Who needs therapy?
Many people erroneously believe that therapy is only for people who “have serious problems.” While it is true that psychotherapy is very helpful in treating a wide variety of serious issues such as clinical depression, anxiety and phobias, and addictions, it also benefits people who need or want support and guidance working through a personal problem, improving a troubled relationship, or even making an important decision such as a career change. It can help people who are considering making any life change, personal or professional. It can even be helpful if you are in little or no distress at all. How? Because psychotherapy is one of the best tools for personal growth, which simply means, becoming the person you want to be, by overcoming the obstacles that get in the way. Almost anyone, if they are willing, can and will benefit from psychotherapy.
How long with therapy take?
There is no set time frame for therapy. The time frame often depends on what the goal or goals of therapy are determined to be, and how far a person wants to take their therapy. Determining this is a collaborative process. Some people accomplish what they set out to in a matter of weeks. More often, people realize that the support and guidance they are getting, as well as the positive changes they see in their lives, make therapy well worth continuing.
How much does therapy cost and what am I paying for?
The cost of therapy varies according to whether or not you are using insurance as well as other factors. I will thoroughly discuss my fee policy with you before we meet. If I cannot take your insurance I may be able to offer you a discounted fee, work with your insurance as an out-of-network provider, or make other arrangements, including referring you to a trusted colleague. Payments are accepted by cash, check , or by using the PayPal/credit card option on this website (see Services page).

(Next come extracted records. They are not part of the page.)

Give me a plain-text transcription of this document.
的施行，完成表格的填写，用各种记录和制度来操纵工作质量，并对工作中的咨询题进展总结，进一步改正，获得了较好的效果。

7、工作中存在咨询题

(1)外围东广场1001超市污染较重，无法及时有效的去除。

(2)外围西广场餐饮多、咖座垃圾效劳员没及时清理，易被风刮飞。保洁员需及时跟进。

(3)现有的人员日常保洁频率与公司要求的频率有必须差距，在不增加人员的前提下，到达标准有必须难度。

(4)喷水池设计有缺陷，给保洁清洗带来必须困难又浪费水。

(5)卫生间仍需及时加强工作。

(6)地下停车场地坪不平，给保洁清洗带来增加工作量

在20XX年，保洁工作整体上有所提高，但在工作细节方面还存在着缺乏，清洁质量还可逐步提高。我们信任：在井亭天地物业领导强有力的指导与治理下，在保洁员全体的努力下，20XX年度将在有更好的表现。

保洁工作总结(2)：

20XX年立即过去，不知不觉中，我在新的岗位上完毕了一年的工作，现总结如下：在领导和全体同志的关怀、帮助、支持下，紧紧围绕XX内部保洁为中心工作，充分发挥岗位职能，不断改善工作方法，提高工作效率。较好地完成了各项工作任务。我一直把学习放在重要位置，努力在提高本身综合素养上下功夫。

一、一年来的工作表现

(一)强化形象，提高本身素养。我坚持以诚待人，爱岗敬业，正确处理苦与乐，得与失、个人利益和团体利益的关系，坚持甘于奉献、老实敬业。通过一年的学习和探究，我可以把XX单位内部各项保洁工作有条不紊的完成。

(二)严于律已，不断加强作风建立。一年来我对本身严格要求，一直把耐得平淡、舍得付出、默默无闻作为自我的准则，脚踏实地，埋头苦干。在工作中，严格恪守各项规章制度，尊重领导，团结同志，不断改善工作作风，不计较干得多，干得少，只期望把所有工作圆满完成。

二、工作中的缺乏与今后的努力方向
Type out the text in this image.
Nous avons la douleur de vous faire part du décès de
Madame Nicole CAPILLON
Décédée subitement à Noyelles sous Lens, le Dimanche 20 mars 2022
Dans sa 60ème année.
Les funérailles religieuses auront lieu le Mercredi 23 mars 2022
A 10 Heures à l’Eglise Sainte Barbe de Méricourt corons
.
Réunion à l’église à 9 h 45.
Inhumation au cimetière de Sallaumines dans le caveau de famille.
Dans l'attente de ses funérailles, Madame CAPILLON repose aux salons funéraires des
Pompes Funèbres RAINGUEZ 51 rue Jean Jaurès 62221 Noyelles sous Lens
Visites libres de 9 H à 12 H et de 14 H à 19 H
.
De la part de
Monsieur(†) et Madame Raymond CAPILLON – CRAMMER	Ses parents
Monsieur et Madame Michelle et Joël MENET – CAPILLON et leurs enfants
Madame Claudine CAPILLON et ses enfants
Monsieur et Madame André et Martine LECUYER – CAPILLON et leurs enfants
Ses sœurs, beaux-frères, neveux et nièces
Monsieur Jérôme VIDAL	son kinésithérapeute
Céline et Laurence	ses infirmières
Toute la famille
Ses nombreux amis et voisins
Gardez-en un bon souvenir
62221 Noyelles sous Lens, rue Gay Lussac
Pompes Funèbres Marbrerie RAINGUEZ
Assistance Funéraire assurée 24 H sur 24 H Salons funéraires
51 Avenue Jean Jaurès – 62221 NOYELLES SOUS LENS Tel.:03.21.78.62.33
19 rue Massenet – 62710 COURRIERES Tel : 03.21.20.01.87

The cost of therapy includes many things. First and foremost you are paying for the time and skill of your therapist, who has many years of education, training, and experience. The cost of therapy also includes the time your therapist spends on administrative tasks, as well as reading and responding to e-mail messages and time spent on the telephone. In addition, your therapist spends time consulting with your other health care providers to coordinate care (your primary care doctor or psychiatrist, for example), and may also seek supervision/consultation from colleagues to improve the quality of care. So, you are paying for much more than the 50-minute therapy hour.
How do I know if you can help me?
Before setting an appointment I will talk with you by telephone. Often this alone can determine whether working together will be a “good fit.” After the initial evaluation, which normally takes one or at the most two visits, I will give you a summary of my treatment recommendations which will include whether I think I am the best person to help you. While there can be no guarantee, more often than not clients gain something from therapy, even when the course of therapy is brief. In cases where it appears that you could benefit more from working with a different therapist (for example one with a particular specialty), I will provide you with at least one referral.